Finding Sky habe ich bei einer Bookshelftour auf Youtube gesehen und da ich den Inhalt interessant fand, habe ich mir das Buch gekauft und gelesen.

Der Schreibstil:

Der Schreibstil war insgesamt flüssig und man konnte das Buch relativ schnell lesen. Für mich war der Schreibstil okay. Allerdings hat mir hier das gewisse etwas gefehlt, damit der Schreibstil etwas besonderes ist und auch fand ich ihn nicht wirklich abgerundet.

Die Story:

Die Story war insgesamt schön. Zusammen mit Sky kommt man in das kleine verschlafene Städtchen Wickenridge. Dort stößt man auf den mysteriösen Zed Benedict. Auf irgendeine Art und Weise fühlt sich Sky zu ihm hingezogen, obwohl Zed alles andere als nett zu ihr ist. 
Am Anfang fand ich die Story echt langatmig und bis die Story wirklich in den Gang kommt dauert es eine ganze Weile. Auch fand ich es nicht gelungen, wie dann die Story beginnt. Es war mir einfach zu geradeheraus und kam mir auch mehr gezwungen vor, als alles andere. Auch fand ich Sky Reaktion nicht wirklich realistisch. 
Als dann aber die Handlung wirklich losging, wurde auch etwas Spannung aufgebaut, wobei diese nicht wirklich übermittelt wurden ist.  Zusammen mit Sky tauchen wir in ihre Vergangenheit ein und auch erfährt man immer mehr von den Benedicts und das ist auch nicht ungefährlich für Sky. Insgesamt fand ich die Story ganz in Ordnung, sie war jedoch nichts Besonderes.

Die Charaktere:

Auch die Charaktere konnten mich nicht wirklich vom Hocker reißen. Sie waren mir teilweise echt zu flach und die Charaktere fand ich auch nicht wirklich einzigartig.

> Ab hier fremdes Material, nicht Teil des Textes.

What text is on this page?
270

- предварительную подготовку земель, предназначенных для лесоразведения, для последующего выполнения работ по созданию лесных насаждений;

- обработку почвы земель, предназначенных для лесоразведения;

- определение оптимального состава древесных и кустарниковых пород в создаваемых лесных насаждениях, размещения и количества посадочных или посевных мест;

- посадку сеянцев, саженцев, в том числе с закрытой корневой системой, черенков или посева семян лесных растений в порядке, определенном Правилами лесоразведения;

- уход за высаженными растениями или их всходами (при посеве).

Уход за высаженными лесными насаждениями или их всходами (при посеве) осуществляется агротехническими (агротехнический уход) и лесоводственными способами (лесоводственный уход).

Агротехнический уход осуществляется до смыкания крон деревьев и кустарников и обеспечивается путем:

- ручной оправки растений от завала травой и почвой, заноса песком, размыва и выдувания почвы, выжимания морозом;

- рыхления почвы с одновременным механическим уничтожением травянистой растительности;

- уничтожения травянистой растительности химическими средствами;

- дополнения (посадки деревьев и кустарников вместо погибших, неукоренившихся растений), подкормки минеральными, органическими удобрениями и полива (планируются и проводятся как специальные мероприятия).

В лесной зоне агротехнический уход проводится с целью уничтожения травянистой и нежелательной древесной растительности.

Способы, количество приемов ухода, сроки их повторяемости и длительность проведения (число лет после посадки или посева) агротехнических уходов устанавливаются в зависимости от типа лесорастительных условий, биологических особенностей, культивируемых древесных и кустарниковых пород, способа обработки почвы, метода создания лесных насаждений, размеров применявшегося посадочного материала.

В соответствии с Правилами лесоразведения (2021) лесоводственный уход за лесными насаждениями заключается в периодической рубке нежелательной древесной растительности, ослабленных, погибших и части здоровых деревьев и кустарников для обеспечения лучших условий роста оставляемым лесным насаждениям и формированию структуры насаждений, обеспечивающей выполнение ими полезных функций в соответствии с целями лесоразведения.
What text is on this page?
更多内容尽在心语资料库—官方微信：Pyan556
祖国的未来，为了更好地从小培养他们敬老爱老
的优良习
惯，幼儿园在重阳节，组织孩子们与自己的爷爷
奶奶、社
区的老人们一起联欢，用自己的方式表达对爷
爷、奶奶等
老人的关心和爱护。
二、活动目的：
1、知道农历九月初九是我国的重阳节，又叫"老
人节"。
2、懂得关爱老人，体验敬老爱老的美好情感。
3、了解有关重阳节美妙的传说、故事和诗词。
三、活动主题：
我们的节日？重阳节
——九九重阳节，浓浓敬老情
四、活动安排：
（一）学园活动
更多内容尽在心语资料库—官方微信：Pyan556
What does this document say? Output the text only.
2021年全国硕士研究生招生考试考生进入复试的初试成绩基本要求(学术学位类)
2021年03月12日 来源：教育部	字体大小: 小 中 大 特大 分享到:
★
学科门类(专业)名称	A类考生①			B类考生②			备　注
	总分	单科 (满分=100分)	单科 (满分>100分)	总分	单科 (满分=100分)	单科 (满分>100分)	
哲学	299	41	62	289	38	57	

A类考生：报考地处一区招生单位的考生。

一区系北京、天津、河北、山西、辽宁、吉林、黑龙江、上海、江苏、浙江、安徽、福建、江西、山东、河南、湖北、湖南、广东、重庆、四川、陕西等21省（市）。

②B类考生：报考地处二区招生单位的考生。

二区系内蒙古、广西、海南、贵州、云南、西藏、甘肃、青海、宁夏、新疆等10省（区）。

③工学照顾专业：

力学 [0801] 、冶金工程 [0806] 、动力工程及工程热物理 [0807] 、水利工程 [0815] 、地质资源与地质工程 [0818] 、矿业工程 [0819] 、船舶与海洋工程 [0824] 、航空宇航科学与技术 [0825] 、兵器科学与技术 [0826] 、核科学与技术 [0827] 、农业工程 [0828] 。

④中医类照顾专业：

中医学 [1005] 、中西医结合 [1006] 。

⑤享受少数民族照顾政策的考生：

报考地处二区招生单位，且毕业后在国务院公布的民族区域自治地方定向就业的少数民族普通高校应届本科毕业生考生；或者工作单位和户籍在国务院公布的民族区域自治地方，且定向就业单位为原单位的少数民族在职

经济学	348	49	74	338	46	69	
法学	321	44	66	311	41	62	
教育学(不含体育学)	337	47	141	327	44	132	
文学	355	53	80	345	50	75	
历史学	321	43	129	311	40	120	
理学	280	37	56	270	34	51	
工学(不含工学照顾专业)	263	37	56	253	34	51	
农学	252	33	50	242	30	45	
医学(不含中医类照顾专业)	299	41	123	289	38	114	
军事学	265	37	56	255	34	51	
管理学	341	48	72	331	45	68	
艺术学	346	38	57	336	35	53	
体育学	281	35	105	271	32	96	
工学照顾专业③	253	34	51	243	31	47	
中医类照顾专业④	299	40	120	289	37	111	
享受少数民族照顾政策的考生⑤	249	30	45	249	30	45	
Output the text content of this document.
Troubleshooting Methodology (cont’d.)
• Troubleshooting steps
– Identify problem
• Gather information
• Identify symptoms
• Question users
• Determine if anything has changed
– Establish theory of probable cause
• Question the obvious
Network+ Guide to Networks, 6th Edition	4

Ich fand es gut, dass Sky eher eine schüchterne Person war. Jedenfalls wurde sie so beschrieben. Allerdings bin ich der Meinung, dass die Beschreibung nicht wirklich dazu passte wie sie agiert hatte. Manche Entscheidungen, ließen sie alles andere als schüchtern wirken.
Jedoch haben alle Charaktere irgendwie Stärken und Schwächen aufgewiesen, was ich echt gut fand.
Auch haben die Charaktere durch ihre Handlungsweisen gut in die Story gepasst. Auch wenn ich der Meinung bin, dass sich dort an einigen Klischees bedient wurde.

Fazit:

Grundsätzlich ist Finding Sky ein solider Roman, den man durchaus lesen kann. In meinen Augen ist es nichts besonderes und man hat auch nicht sonderlich viel verpasst, wenn man es nicht liest.